Alfred Jarry's Supermale (1902) is another of those fantasies of the fusion of the human with the machine, but also of the competition between the 'human forces' ('Ha, ha, human forces!') and the emergent forces of the machine. Andre Marcueil, the (anti-)hero is a veritable sex machine, or love machine. He is the supermale in all senses, including the most obvious one.
He is out to prove his statement 'The act of love is of no importance, since it can be performed indefinitely'. He can also outrun, on a bike with no chain, both a racing locomotive and its competitor - a 5 man racing bike, with the men fed on 'perpetual motion food.'
This could be another of those 'modernist' male fantasies of mastery (sexual and technological) we have, supposedly, abandoned. It seems the most extreme, if comic, statement of 'technological vitalism', literalised as a sex scene. Yet the scene of fantasy is one dominated by Ellen Elson, the railway heiress, who desires an 'Indian', an ever virile male.
She exhaust the supermale on her own, without the use of the 'reserve' prostitutes, and faints rather than dying - unlike one of the unfortunate bike riders, who dies in (literal) harness, but keep pedalling, or even the supermale, who dies fused to an electromagnetic 'love machine' at the climax (pun intended) of the book.
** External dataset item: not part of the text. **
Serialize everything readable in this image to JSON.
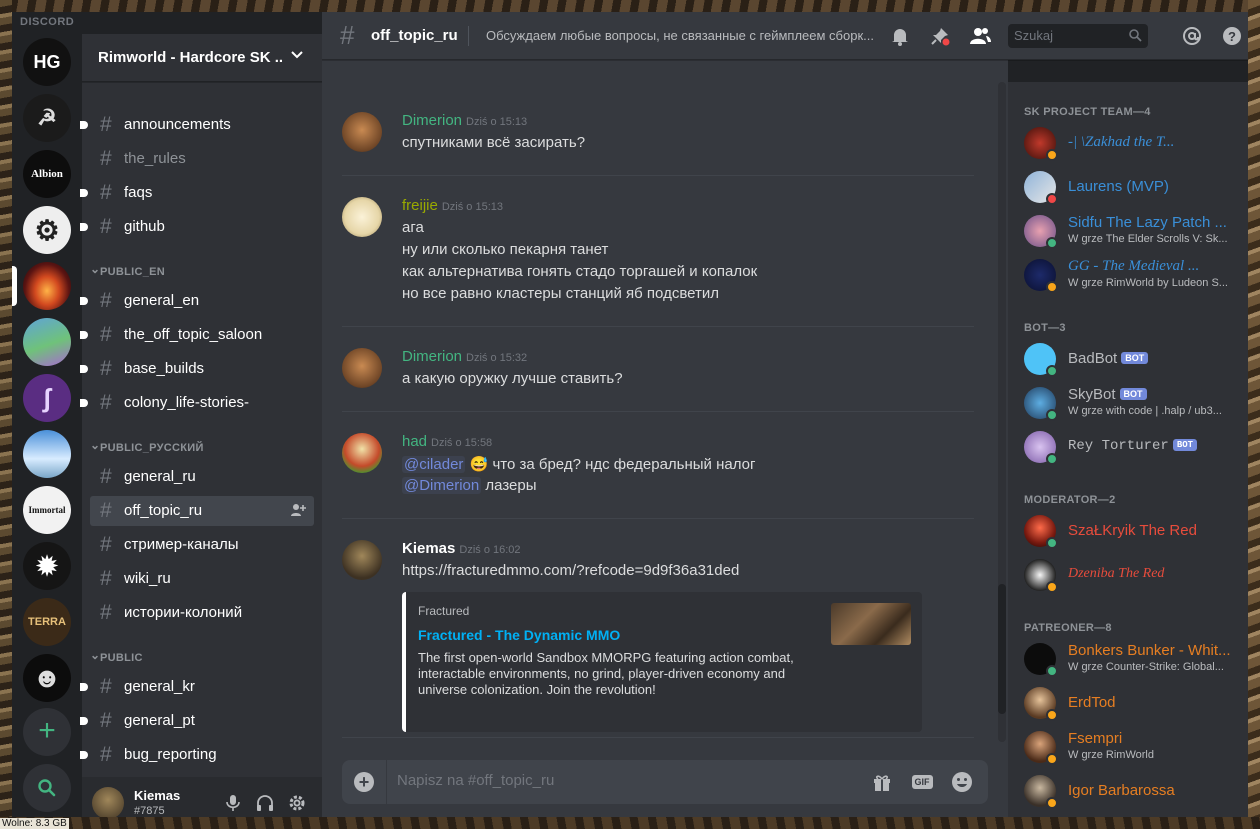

The supermale overpowers the machine with his virility, but the result is that it melts into his head (it is something like the 'cap' from an electric chair) and drives him mad and kills him. Jarry's visions of male fusion are both competative and deadly.
Elson herself is another male fantasy, but perhaps not exhausted by that status. Jarry's comic vision explodes a mastery of technology, explodes the 'accelerationist' fantasy, without simply disregarding technology (as Deleuze makes clear).